Opinión
La pena que nunca es justa

Represión del Gobierno de Irán contra manifestantes en una protesta por la muerte de Mahsa Amini a manos de la policía de moralidad. / EFE
El paraguas de la Ley es, por desgracia en demasiadas ocasiones, la excusa perfecta para cometer las mayores injusticias, y la pena capital es una de ellas.
En efecto, se usa como pretexto para dar muerte a un ser humano sin mayores consecuencias, de forma premeditada, incluso con “cita previa”, siguiendo un organizado y cuidado protocolo, en el que a veces se le da al reo incluso el privilegio de escoger qué tipo de muerte prefiere. La crueldad llega al punto de que se convierte en un espectáculo para aquellos que desean presenciar en persona ese horrible momento, tal y como ocurría antaño con los ahorcamientos en la plaza del pueblo o con los leones que devoraban esclavos y cristianos en el Coliseo romano.
En el colmo de la hipocresía, incluso hemos inventado un eufemismo para evitar la palabra “muerte” porque suena demasiado cruel, así que nos hemos decantado por llamarlo “pena capital”.
Muchos son los que la defienden, más en privado que en público, y sus excusas, más o menos elaboradas, pero en ningún caso justificables, van desde que es disuasoria porque el criminal se lo pensará dos veces antes delinquir, a que es el justo castigo a un acto reprobable y que al fin y al cabo es darle al reo “ojo por ojo”, que es lo que este se merece.
También hay quien encuentra incluso utilidad y practicidad en estas muertes, dado que, si eliminamos al condenado, ya no tendremos que mantener con nuestros impuestos a un “indeseable” en la cárcel durante años, viviendo del cuento.

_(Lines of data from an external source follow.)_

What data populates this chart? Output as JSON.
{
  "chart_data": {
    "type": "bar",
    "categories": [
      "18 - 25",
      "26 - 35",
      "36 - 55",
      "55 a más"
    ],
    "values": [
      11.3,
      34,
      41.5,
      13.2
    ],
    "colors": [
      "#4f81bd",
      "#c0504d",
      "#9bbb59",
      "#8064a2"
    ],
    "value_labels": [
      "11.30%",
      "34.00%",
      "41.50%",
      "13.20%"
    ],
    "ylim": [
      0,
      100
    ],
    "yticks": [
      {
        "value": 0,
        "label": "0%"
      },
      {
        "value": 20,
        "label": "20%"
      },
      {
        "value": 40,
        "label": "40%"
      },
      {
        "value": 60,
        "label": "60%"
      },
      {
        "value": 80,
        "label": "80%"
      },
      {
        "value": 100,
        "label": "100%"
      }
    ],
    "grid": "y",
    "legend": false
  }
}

De esta forma, convivimos, entre conformes y resignados, con el hecho de que la pena de muerte siga siendo una realidad muy viva para muchos, y que tristemente va en aumento: 1.518 ejecuciones en 2024, un 32% más que el año anterior (según cifras facilitadas a Amnistía Internacional), una auténtica carnicería.
No en vano, este “sistema” lo utilizan nada menos que 55 países en la actualidad, y no estamos hablando de países inhóspitos, desconocidos o con un sistema de valores que nos pueda resultar muy ajeno. Entre ellos, Estados Unidos, firme defensor de la pena de muerte, el país más poderoso del mundo y quien marca los designios económicos, políticos y sociales de gran parte de la humanidad.
Más triste aún, es comprobar cómo en realidad se ha demostrado que la pena de muerte no es ni mucho menos disuasoria y que no se puede dar marcha atrás al hecho de que muchos inocentes hayan sido condenados a muerte y ejecutados injustamente por errores judiciales, habiendo sido absueltos años después.
Otros tantos, no han tenido ni tan siquiera la oportunidad de ser juzgados por un tribunal, siendo asesinados en las cárceles a la espera de juicio. Alzar la voz ante las injusticias, defender la democracia y los derechos de los más vulnerables, tener cierto color de piel o género, o pertenecer a una etnia o religión determinada, tal y como estamos viendo hoy en día, puede salir muy caro. Incluso los más pequeños, lo pagan con su vida. Ante esta insoportable realidad, no podemos permanecer callados, porque el silencio nos hace cómplices de aquellos que dictan leyes injustas o inhumanas y que las hacen cumplir. Porque el silencio también mata.
En Fundación por la Justicia llevamos más de 30 años luchando incansablemente por la defensa de los Derechos Humanos allí donde se necesite y, mientras trabajamos, soñamos con que un día el derecho a la vida sea realidad para todos.